Das Eschentriebsterben ist eine ökologische Katastrophe, führte zu einem kahlen Erscheinungsbild und nicht zuletzt zu einem finanziellen Schaden. Das Ziel der Aktion „Natur im Garten“ ist die ökologische Pflege und die Förderung der Vielfalt unserer heimischen Fauna und Flora. DIE GARTEN TULLN verkörpert genau diese Vielfalt, darum setzen wir hier mit dem Baumpflanzfest den ersten Schritt in die Zukunft des Wasserparks.
Die Stadtgemeinde Tulln stellte die ersten 100 Bäume für die Neupflanzung bereit. Bei der Auswahl der Baumarten, darunter Stieleiche, Schwarzpappel und Walnussbaum, wurde Wert auf Vielfalt gelegt.
Seitens der Stadt Tulln wollen wir den Tullnerinnen und Tullnern, aber auch den erholungssuchenden Gästen, schnellstmöglich wieder eine grüne und ökologisch wertvolle Freizeitzone bieten.
Eine standortgerechte und artenreiche Bepflanzung soll zukünftig eine erneute flächendeckende Rodung verhindern.
Zusammenarbeit für ein robustes Ökosystem
Die Neuaufforstung im Wasserpark ist das Ergebnis einer Zusammenarbeit zwischen der Stadtgemeinde Tulln, der GARTEN TULLN und den Experten der Aktion „Natur im Garten“.

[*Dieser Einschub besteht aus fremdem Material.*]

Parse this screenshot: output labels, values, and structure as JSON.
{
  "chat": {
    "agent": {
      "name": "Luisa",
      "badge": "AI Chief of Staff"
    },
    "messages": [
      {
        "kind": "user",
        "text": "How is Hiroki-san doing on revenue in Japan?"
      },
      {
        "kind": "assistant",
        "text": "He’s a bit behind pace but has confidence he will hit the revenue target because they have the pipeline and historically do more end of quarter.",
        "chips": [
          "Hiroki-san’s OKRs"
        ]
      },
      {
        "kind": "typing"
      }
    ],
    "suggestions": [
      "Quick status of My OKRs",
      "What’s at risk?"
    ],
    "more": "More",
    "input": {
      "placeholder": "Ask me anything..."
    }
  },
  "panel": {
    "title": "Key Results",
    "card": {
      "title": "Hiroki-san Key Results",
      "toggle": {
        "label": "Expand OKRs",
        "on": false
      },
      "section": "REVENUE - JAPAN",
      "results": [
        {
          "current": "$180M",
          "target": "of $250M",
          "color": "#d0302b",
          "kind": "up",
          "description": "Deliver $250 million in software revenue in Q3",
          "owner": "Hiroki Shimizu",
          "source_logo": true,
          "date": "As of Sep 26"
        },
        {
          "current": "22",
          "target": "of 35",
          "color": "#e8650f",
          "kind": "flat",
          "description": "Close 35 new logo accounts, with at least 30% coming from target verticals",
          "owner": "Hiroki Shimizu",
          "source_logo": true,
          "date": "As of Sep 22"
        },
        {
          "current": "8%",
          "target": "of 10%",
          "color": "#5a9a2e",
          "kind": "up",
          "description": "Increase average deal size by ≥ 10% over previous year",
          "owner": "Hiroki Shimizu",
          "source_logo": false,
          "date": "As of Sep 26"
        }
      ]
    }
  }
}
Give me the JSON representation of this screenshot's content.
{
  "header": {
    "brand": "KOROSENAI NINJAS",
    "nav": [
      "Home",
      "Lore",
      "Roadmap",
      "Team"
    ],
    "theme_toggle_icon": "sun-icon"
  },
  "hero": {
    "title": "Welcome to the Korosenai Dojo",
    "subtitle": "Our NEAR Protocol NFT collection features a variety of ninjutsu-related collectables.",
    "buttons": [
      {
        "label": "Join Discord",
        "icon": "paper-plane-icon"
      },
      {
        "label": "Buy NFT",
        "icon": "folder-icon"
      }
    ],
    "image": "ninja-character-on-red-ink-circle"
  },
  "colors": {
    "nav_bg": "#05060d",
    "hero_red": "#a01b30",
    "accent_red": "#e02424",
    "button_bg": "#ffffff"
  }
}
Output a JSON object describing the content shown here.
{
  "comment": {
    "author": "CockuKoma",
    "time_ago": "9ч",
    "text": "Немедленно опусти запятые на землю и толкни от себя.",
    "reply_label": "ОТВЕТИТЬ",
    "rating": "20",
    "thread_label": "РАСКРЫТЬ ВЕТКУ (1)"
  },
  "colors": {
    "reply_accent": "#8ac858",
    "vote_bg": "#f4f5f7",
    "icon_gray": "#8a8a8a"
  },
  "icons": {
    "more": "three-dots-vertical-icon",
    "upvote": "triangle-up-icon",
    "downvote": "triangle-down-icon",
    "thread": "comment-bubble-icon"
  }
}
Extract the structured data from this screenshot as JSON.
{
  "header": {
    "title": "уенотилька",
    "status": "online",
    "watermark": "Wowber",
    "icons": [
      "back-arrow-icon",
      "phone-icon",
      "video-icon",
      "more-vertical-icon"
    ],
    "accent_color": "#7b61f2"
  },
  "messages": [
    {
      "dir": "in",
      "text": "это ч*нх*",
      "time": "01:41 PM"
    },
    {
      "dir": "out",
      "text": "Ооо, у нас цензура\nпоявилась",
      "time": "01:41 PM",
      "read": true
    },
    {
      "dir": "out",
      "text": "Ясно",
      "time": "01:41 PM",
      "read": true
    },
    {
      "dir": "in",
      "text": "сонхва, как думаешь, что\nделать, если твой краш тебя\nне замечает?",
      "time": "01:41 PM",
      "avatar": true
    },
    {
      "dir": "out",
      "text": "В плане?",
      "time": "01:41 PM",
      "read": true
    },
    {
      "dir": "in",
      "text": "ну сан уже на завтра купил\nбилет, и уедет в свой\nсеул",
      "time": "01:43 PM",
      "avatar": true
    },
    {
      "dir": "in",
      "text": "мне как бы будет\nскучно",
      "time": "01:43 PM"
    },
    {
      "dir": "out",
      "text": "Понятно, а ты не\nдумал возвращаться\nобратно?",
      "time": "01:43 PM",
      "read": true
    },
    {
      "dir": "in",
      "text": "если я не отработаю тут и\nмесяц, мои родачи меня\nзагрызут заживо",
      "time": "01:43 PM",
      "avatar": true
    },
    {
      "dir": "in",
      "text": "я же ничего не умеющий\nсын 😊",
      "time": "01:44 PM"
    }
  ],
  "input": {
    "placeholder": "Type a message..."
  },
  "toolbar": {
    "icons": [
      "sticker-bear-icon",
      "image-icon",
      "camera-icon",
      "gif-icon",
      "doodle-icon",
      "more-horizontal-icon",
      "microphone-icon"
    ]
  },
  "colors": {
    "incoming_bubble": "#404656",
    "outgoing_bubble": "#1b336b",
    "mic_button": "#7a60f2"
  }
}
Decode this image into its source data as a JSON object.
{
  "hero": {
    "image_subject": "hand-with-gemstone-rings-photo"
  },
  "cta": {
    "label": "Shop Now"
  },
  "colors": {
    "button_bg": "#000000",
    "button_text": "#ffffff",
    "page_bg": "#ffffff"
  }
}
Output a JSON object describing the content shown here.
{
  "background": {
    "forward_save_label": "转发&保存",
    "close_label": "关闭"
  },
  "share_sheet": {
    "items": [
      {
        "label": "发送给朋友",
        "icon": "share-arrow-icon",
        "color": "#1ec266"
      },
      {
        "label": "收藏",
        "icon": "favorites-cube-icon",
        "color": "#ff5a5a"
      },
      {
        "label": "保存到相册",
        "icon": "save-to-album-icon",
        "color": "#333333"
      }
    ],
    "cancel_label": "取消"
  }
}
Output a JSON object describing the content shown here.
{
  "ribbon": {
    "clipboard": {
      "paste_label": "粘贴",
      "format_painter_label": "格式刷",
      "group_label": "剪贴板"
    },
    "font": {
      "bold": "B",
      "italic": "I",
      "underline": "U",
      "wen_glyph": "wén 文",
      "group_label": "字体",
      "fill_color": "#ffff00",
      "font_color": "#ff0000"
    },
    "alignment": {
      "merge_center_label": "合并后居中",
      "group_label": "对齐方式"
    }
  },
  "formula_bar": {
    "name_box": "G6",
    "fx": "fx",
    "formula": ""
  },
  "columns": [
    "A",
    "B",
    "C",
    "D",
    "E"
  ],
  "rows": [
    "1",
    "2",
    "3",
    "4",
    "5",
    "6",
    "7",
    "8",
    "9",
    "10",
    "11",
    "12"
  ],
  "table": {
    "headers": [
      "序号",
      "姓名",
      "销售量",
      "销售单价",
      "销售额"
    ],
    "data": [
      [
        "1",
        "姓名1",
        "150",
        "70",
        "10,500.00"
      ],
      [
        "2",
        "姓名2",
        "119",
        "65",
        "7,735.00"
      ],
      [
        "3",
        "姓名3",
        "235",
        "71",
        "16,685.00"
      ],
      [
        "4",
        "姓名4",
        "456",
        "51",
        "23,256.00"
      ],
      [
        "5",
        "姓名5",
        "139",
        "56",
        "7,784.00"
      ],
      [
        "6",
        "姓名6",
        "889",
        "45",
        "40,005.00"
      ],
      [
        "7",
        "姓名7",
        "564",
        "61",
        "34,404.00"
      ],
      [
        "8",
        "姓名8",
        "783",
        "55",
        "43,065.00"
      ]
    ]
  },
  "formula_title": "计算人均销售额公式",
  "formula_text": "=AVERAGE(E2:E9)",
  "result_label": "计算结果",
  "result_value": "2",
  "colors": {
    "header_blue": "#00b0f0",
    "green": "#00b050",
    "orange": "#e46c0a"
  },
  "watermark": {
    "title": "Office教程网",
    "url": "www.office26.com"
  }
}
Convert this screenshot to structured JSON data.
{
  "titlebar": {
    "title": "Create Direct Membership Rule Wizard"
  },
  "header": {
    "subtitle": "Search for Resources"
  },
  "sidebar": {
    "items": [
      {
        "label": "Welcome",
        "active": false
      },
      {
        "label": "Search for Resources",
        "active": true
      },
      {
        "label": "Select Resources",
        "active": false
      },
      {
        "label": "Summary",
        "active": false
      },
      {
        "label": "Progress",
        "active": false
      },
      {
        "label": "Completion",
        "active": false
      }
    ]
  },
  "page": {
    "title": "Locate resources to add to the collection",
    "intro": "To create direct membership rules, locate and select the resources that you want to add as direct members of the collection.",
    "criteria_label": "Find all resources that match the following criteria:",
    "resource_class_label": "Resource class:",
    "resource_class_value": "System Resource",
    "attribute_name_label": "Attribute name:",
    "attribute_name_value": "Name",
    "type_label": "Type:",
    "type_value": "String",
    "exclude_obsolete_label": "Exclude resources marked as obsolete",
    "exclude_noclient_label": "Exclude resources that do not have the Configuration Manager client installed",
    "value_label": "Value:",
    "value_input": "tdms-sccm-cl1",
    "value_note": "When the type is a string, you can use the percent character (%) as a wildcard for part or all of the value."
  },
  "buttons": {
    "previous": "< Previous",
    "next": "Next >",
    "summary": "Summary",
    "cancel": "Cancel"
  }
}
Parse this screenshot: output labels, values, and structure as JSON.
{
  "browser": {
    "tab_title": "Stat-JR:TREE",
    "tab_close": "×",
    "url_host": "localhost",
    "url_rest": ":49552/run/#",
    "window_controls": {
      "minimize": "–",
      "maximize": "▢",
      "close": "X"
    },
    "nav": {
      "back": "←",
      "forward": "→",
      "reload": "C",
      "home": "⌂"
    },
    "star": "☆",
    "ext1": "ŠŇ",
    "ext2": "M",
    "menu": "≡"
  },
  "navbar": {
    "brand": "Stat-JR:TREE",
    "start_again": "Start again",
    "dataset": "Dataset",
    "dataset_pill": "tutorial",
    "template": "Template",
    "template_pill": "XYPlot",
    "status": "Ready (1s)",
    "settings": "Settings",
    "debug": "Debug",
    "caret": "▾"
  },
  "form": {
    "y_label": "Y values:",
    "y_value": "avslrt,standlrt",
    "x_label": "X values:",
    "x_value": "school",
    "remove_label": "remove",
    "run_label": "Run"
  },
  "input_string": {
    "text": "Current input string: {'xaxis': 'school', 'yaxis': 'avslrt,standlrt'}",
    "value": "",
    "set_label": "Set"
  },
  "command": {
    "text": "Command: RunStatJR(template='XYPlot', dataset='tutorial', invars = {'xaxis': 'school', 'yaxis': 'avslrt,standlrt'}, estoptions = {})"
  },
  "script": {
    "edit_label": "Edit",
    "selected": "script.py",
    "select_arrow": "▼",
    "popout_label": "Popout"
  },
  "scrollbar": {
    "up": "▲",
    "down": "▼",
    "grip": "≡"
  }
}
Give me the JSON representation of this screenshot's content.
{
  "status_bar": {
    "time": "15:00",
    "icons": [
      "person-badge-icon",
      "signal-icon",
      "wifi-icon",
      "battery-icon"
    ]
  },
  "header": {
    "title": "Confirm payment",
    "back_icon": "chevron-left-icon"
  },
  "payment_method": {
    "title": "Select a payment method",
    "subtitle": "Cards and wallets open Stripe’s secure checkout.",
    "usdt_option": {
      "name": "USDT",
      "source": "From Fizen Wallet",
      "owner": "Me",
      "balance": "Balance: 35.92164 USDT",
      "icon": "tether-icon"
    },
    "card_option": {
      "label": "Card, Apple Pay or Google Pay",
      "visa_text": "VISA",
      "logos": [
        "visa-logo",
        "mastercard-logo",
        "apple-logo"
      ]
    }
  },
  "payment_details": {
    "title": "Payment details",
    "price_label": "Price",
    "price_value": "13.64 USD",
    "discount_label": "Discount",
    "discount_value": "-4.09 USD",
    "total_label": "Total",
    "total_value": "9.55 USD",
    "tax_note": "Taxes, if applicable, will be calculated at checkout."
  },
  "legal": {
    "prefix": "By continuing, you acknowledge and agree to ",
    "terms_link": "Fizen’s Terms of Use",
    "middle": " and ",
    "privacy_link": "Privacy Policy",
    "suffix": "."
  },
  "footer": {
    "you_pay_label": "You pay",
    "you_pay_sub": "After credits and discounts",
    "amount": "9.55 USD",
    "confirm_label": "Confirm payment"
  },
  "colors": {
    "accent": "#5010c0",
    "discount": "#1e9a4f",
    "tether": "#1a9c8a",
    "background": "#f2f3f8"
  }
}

Einheimische Pflanzen und Bäume sind resistenter gegenüber Krankheiten. Nur ein gesundes, artenreiches Ökosystem ist robust und gegenüber einem flächendeckenden Befall gewappnet. Dieser Umstand besitzt nicht nur für große Flächen, wie hier im Wasserpark, sondern auch in Privatgärten seine Gültigkeit.